Traders in natural gas futures, who have shrugged off the arctic chill as a blip, may be overlooking estimates for a record plunge in U.S. stockpiles of the heating fuel.
Preliminary data indicates gas inventories may drop by more than 300 billion cubic feet this week, according to three analyst forecasts compiled by Bloomberg News. That would surpass the record draw of 288 billion cubic feet in the week ended Jan. 10, 2014. The five-year average for the week ended Jan. 5 is a decline of 169 billion, according to Citi Futures.
As snow and winds bombarded Americans on the East Coast Thursday, gas futures for February delivery staged the biggest retreat in more than three weeks amid forecasts for a thaw later this month. The futures slid even as spot gas for next-day delivery surged to 60 times the going rate, underscoring how rallies during the peak heating-demand season have been cut short by flip-flopping weather outlooks and record production.
Demand is climbing as exports rise and power plants burn more gas, upsetting the norm and potentially cutting deeply into stockpiles, said Tim Evans, energy futures specialist at Citi Futures in New York.
“We could see a storage withdrawal that is off the charts in terms of what historically we have pulled from storage in a single week,” according to Evans, who is forecasting a decline of 312 billion. “This makes a very strong bullish statement” with the potential to widen the supply deficit versus the five-year average to 10.6 percent from 5.8 percent last week, he said.

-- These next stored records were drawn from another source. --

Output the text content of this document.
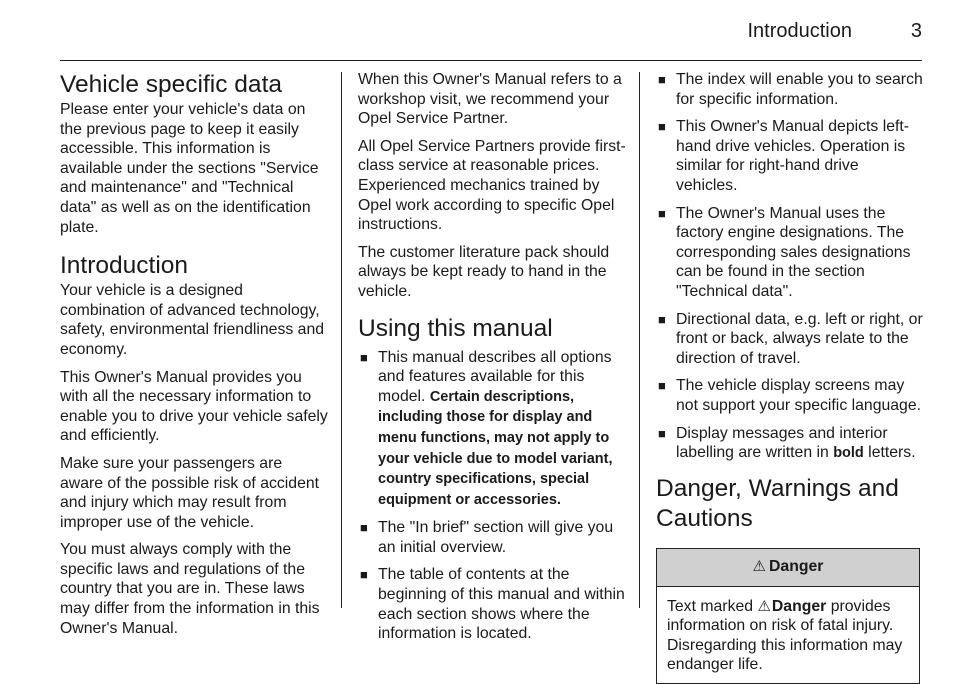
Introduction	3
Vehicle specific data

Please enter your vehicle's data on the previous page to keep it easily accessible. This information is available under the sections "Service and maintenance" and "Technical data" as well as on the identification plate.

Introduction

Your vehicle is a designed combination of advanced technology, safety, environmental friendliness and economy.

This Owner's Manual provides you with all the necessary information to enable you to drive your vehicle safely and efficiently.

Make sure your passengers are aware of the possible risk of accident and injury which may result from improper use of the vehicle.

You must always comply with the specific laws and regulations of the country that you are in. These laws may differ from the information in this Owner's Manual.

When this Owner's Manual refers to a workshop visit, we recommend your Opel Service Partner.

All Opel Service Partners provide first-class service at reasonable prices. Experienced mechanics trained by Opel work according to specific Opel instructions.

The customer literature pack should always be kept ready to hand in the vehicle.

Using this manual
■ This manual describes all options and features available for this model. Certain descriptions, including those for display and menu functions, may not apply to your vehicle due to model variant, country specifications, special equipment or accessories.
■ The "In brief" section will give you an initial overview.
■ The table of contents at the beginning of this manual and within each section shows where the information is located.
■ The index will enable you to search for specific information.
■ This Owner's Manual depicts left-hand drive vehicles. Operation is similar for right-hand drive vehicles.
■ The Owner's Manual uses the factory engine designations. The corresponding sales designations can be found in the section "Technical data".
■ Directional data, e.g. left or right, or front or back, always relate to the direction of travel.
■ The vehicle display screens may not support your specific language.
■ Display messages and interior labelling are written in bold letters.
Danger, Warnings and Cautions
⚠ Danger
Text marked ⚠Danger provides information on risk of fatal injury. Disregarding this information may endanger life.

Gas futures for February delivery fell 4.3 percent on Thursday to $2.88 per million British thermal units on the New York Mercantile Exchange, the biggest one-day decline since Dec. 12. Prices fell to $2.793 at 10:37 a.m. on Friday.
Prices had rallied 16 percent over a four-day period to a one-month high of $3.056 on Jan. 2 before beginning their retreat on as forecasts showed arctic air giving way to milder readings by late next week.
The U.S. Energy Information Administration will release its next storage report on Jan. 11. Stockpiles last week fell by 206 billion cubic feet to 3.126 trillion, above the five-year average decline of 99 billion for the period, EIA data released Thursday showed.
Gas producers, brokers and utilities typically stuff excess supplies of the fuel in salt caverns and depleted acquifers during mild weather so they have it on hand to augment supplies delivered via pipelines when demand spikes.
The next inventory report will reflect this week’s record demand. Total gas use in the lower 48 states for Dec. 30 through Thursday, which includes the first six days of the EIA reporting week, is up 19 percent from a week earlier, according to PointLogic Energy data that goes back to 2006. Daily demand jumped to an all-time high of 143 billion cubic feet on Jan. 1.
Even as supplies tighten, money managers are becoming less bullish, boosting short positions in gas contracts.
“It’s just puzzling to me,” Evans said. “Fundamentally as the market becomes tighter physically, that should be reducing the downside risk and it should be expanding the upside potential. At some point, somebody’s going to figure out that February futures for Henry Hub delivery are a bargain.”